The Future of Real-Time Graphics
Bender writes "This article lays out nicely the current state of real-time computer graphics. It explains how movie-class CG will soon be possible on relatively inexpensive consumer graphics cards, considers the new 'datatype rich' graphics chips (R300 and NV30), and provides a context for the debate shaping up over high-level shading languages in OpenGL 2.0 and DirectX 9. Worth reading if you want to know where real-time graphics is heading."
Basically, the explanation is that rasterization takes a time proportional to the number of polygons to render a frame, while raytracing takes time proportional to the log of the number of polygons. That might make you think raytracing should be always faster, which it clearly isn't -- the reason it isn't is that the constant factor in each is very different. So you have a*N vs b*log(N), where b is much bigger than a. As N gets bigger (apparently in the neighborhood of 10 million polygons), the difference between a and b becomes less important than the difference between N and log(N).
The main benefits of raytracing over rasterizing is that it is very easy to get things like reflections, shadows, refraction, and other important effects with raytracing, but with rasterizing, you need to do a lot of complicate and CPU-intensive hacks to get the same effect. Another benefit is that raytracing is parallelizable while rasterization generally isn't. That means that if you have a raytracing accelerator card in your PC, you can nearly double the frame rate or resolution by adding a second raytracing card.
Of course, it's all a chicken-and-egg sort of thing, nobody's going to buy a raytracing card until it's a cheap way to do the rendering they want, and it won't be available unless there is a market. Fortunately, there is research into using the next generation of rasterizing graphics cards to greatly speed up raytracing. This will help bridge the gap, by making raytraced games possible using soon-to-be-existing hardware.
You only need all that detail for nearby objects, which is what subdivision surfaces and level of detail processing are for. With procedural shaders and bump mapping, you don't need that much for most surfaces. The detail may be there in the model, but only a small fraction of it needs to go through the graphics pipeline for any given viewpoint. Given that pixel size is finite and human vision has finite resolution, at some point you max out.
For fixed lighting, you can do radiosity in realtime. (Check out Lightscape, now called 3D Viz.) The radiosity map only has to be recomputed when the lights move. Mostly this is used for architectural fly-throughs. Of course, Myst and Riven are basically architectural fly-throughs. (They're rendered with multiple hand-placed lights in Softimage, though; when they were made, the radiosity renderers couldn't handle a scene that big.)
I tend to agree, but at some level of detail, you can render geometry into a texture (maybe with a bump map) and use that until you get really close.
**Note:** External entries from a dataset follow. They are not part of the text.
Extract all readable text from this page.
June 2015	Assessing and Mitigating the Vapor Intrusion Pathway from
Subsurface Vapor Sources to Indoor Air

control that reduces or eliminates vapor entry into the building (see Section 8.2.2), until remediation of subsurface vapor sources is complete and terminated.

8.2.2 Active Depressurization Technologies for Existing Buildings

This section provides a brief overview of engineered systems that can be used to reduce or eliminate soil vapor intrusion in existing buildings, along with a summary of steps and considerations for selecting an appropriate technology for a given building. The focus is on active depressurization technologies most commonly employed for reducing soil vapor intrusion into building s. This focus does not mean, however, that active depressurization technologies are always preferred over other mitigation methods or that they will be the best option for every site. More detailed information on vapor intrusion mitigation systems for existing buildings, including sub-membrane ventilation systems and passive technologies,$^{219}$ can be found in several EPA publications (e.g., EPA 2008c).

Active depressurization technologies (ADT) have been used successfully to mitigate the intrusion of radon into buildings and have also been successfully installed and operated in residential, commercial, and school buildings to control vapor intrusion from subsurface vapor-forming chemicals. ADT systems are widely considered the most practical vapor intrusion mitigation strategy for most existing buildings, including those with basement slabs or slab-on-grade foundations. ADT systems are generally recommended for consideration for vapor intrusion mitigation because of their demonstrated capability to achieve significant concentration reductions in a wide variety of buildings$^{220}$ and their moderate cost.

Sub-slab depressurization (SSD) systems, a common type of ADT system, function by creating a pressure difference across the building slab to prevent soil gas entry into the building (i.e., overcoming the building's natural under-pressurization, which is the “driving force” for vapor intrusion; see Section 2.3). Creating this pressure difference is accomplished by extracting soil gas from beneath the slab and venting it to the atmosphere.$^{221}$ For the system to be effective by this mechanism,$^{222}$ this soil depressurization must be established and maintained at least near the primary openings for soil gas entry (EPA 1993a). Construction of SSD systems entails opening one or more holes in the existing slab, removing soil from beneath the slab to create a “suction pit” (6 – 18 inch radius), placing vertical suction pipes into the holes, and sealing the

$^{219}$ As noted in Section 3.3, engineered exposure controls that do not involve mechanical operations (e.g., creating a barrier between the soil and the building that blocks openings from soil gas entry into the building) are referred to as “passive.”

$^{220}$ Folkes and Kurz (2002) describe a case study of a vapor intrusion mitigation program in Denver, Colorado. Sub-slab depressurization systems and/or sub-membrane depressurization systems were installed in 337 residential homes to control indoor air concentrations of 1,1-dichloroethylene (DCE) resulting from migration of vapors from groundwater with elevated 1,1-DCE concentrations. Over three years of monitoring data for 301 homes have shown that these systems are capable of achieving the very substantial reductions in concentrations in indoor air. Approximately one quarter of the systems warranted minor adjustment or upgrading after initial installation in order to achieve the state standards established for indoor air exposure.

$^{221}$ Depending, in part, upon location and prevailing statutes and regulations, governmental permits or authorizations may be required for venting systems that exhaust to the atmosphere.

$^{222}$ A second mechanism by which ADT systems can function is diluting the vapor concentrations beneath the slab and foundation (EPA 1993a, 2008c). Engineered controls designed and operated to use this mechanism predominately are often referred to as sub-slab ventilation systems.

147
Microsoft prototyped a system for doing this automatically a few years back, called Talisman. Talisman was a flop as a graphics card architecture, but as a component of a level of detail system, it has potential.
Moving around in a big virtual world is going to require massive data movement. But we're getting there. This may be the driver that makes 64-bit machines mainstream. Games may need more than 4GB of RAM.
Rendering isn't the problem, anyway. Physics, motion generation, and AI are the next frontiers in realism.
Do you honestly think that gpu's are going to be able to achieve real-time radiosity in next couple years? Real time raytracing like renderes have now? Hundreds of thousands of blades of grass with no tricks? Individual hairs? Do you think that will happen anytime soon?
I used to think as you do. That was before I got a large amount of education while attending Siggraph this year.
At Siggraph, I saw a live demonstration of a real-time raytracer that was also computing a diffuse interreflection solution (radiosity-like, for those who don't understand) on the fly. I also saw a real-time recursive raytracer written by Stanford researchers that was implemented in a GPU's pixel shader. There is currently research on displacement map "textures" that could conceivably let you render thousands of blades of grass or individual hairs without having to send all of that geometry down the AGP bus.
All of these things blow the doors off what people think a graphics chip can do. Your post would have been accurate last year. Not now.
I will agree with one point: software-based rendering will always be able to compute certain effects that will be difficult or cumbersome to do in a GPU. But I'll also claim that the gap is dramatically shrinking.
I'll also say that the two techniques are not really in conflict. You can use them both in conjunction with each other. You can use a hardware-accelerated Z-buffer to help a raytracer determine first-level occlusion. You can use a raytracer to generate textures and maps for a GPU. In the future, we will see both techniques used to compliment each other.